Managing Director, FTI Consulting
Steven Balet, a Managing Director at FTI Consulting’s Strategic Communications practice. Over the past 20 years, Steven has developed extensive experience advising public companies and hedge funds of all sizes on contested proxy campaigns; corporate-governance issues; and mergers and acquisitions (M&As). He also has extensive experience working with issuers to develop the most effective messaging for delivering the vote; and routinely counsels clients on how to engage third-party advisory groups, such as Institutional Shareholder Services (ISS). Leveraging best-in-class analysis that he has accumulated on various activist stockholders and their techniques, Steven drives messaging, strategic planning and influencer engagement to insulate his clients from proxy threats in and outside of proxy season.

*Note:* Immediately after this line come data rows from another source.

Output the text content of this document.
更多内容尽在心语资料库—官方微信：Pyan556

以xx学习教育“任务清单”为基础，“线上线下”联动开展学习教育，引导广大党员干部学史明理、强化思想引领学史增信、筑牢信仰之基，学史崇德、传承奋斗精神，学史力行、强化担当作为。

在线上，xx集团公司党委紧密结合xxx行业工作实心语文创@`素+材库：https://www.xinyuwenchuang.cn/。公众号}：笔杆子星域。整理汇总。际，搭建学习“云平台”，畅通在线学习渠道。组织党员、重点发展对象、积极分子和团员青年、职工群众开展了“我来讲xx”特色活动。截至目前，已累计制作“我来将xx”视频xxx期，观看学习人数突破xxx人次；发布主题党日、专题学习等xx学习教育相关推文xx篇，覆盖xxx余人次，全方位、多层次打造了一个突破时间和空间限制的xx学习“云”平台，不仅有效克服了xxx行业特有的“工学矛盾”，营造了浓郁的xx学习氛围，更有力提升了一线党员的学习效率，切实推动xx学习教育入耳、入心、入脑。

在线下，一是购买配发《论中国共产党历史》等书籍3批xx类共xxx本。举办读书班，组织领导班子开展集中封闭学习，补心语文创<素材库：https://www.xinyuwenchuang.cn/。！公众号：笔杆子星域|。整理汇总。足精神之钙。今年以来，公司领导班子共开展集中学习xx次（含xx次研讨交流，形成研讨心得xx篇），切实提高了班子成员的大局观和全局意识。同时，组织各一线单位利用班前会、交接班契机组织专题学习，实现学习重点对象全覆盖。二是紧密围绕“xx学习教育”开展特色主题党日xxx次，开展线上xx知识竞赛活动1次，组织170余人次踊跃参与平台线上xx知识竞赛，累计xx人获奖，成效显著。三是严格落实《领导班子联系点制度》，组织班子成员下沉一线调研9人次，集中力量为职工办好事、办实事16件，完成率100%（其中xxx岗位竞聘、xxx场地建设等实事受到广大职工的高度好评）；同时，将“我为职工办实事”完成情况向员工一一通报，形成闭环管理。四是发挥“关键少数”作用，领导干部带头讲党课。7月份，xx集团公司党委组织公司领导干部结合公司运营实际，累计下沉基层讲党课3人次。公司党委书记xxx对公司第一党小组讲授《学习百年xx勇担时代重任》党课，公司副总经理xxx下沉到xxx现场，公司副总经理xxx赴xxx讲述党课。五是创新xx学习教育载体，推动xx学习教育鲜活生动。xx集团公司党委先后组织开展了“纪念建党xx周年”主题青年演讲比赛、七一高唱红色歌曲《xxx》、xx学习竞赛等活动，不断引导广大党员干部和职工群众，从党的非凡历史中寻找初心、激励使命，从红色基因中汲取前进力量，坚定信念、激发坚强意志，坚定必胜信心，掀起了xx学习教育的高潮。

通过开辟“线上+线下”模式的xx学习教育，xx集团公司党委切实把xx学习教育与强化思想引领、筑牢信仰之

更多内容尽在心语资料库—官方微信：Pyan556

Corporate Director, Third Creek Advisors, LLC
Adam J. Epstein is a corporate director and a special advisor to small-cap boards through his firm, Third Creek Advisors, LLC. He is the author of The Perfect Corporate Board: A Handbook for Mastering the Unique Challenges of Small-Cap Companies (McGraw Hill, 2012). Adam is a National Association of Corporate Directors Board Leadership Fellow, and is a small-cap features contributor to Directorship magazine. Prior to governing and advising small-cap companies, he co-managed special situation hedge funds operated by Enable Capital Management, LLC that invested in more than 500 small-cap financings. Adam started his career as an attorney at Brobeck, Phleger and Harrison. He earned a juris doctor from Boston University, and a bachelor of arts, cum laude, from Vassar College.
Senior Managing Director, Georgeson, Inc.

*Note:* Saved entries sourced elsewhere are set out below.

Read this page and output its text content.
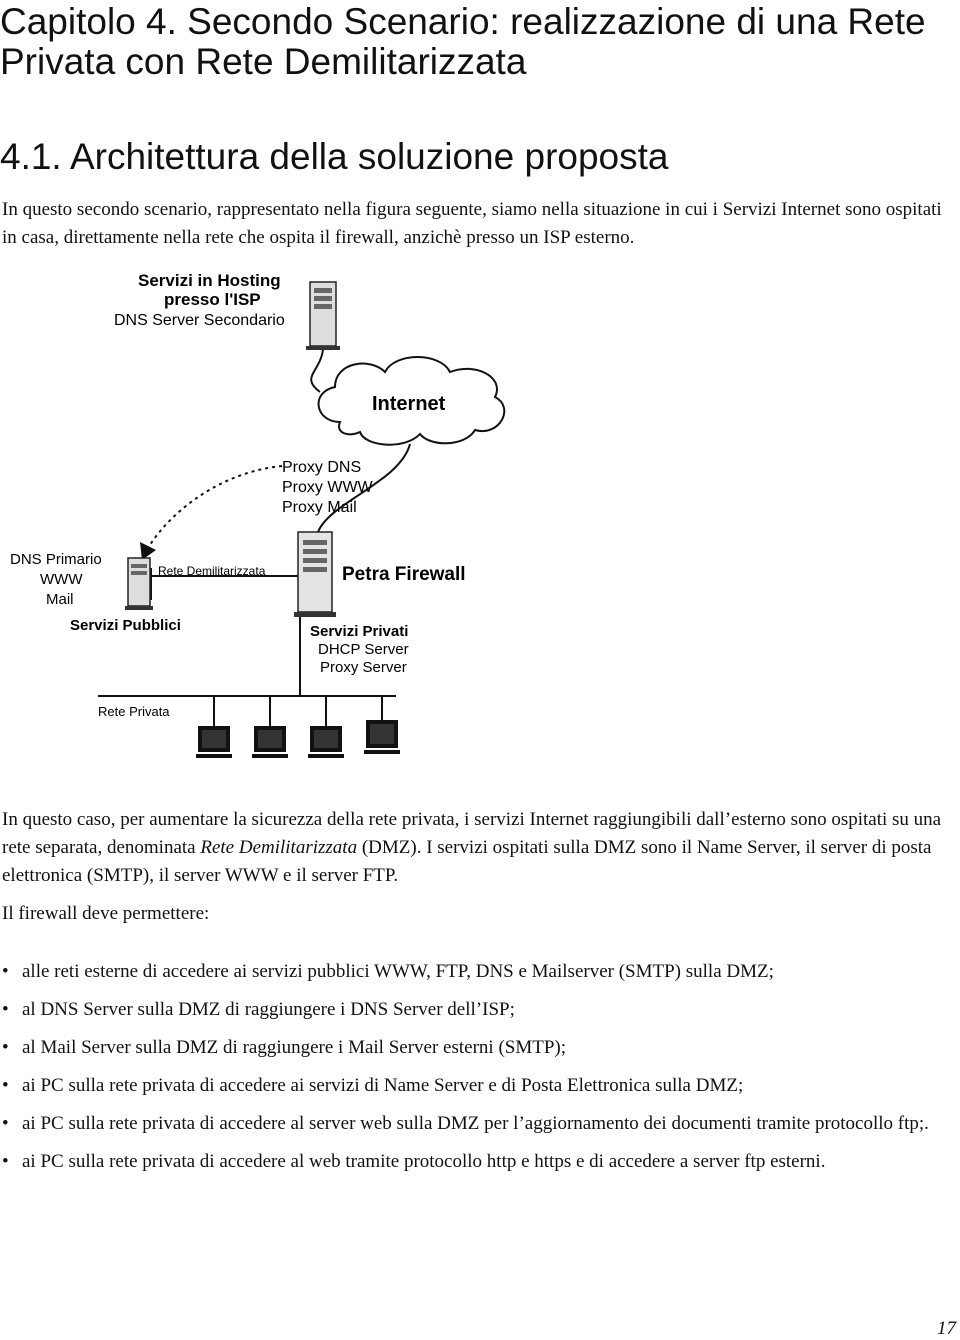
Capitolo 4. Secondo Scenario: realizzazione di una Rete Privata con Rete Demilitarizzata
4.1. Architettura della soluzione proposta

In questo secondo scenario, rappresentato nella figura seguente, siamo nella situazione in cui i Servizi Internet sono ospitati in casa, direttamente nella rete che ospita il firewall, anzichè presso un ISP esterno.

Servizi in Hosting
presso l'ISP
DNS Server Secondario
Internet
Proxy DNS
Proxy WWW
Proxy Mail
Petra Firewall
Rete Demilitarizzata
DNS Primario
WWW
Mail
Servizi Pubblici	Servizi Privati
DHCP Server
Proxy Server
Rete Privata

In questo caso, per aumentare la sicurezza della rete privata, i servizi Internet raggiungibili dall’esterno sono ospitati su una rete separata, denominata Rete Demilitarizzata (DMZ). I servizi ospitati sulla DMZ sono il Name Server, il server di posta elettronica (SMTP), il server WWW e il server FTP.

Il firewall deve permettere:

• alle reti esterne di accedere ai servizi pubblici WWW, FTP, DNS e Mailserver (SMTP) sulla DMZ;
• al DNS Server sulla DMZ di raggiungere i DNS Server dell’ISP;
• al Mail Server sulla DMZ di raggiungere i Mail Server esterni (SMTP);
• ai PC sulla rete privata di accedere ai servizi di Name Server e di Posta Elettronica sulla DMZ;
• ai PC sulla rete privata di accedere al server web sulla DMZ per l’aggiornamento dei documenti tramite protocollo ftp;.
• ai PC sulla rete privata di accedere al web tramite protocollo http e https e di accedere a server ftp esterni.
17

William (Bill) Fiske, a Senior Managing Director with the proxy solicitation firm of Georgeson Inc. Bill develops and implements targeted investor communication strategies for publicly- traded companies involved in shareholder meetings and corporate actions, including negotiated mergers and acquisitions, unsolicited takeovers, shareholder activism and proxy contests. With more than 20 years of experience providing companies with strategic proxy solicitation and corporate governance counsel, Bill’s expertise spans across a variety of governance topics, most notably his understanding of institutional investor voting policies. He is also actively engaged with clients on executive compensation and strategic corporate governance consulting.
Partner, Joele Frank
Sharon Stern, a partner at Joele Frank, with more than 15 years of experience providing counsel to executive teams and Boards of Directors involved in complex situations that could compromise a company’s business strategy or reputation, including M&A, proxy contests, shareholder activism defense, spin-offs, short-attacks, management changes and litigation, among others. She works with companies to develop corporate communications and investor relations programs to advance business strategies, implement best practices in corporate governance and enhance a company’s reputation. Sharon and her partners defend companies against activist shareholders, including advising corporations in their interactions with dissident shareholders. Select activist situations include LSB (v. Engine Capital and Starboard), Nuance (v. Icahn), The Jones Group (v. Barington Capital), Abraxas Petroleum (v. Clinton Group), Cypress BioScience (v. Ramius, which is now Starboard).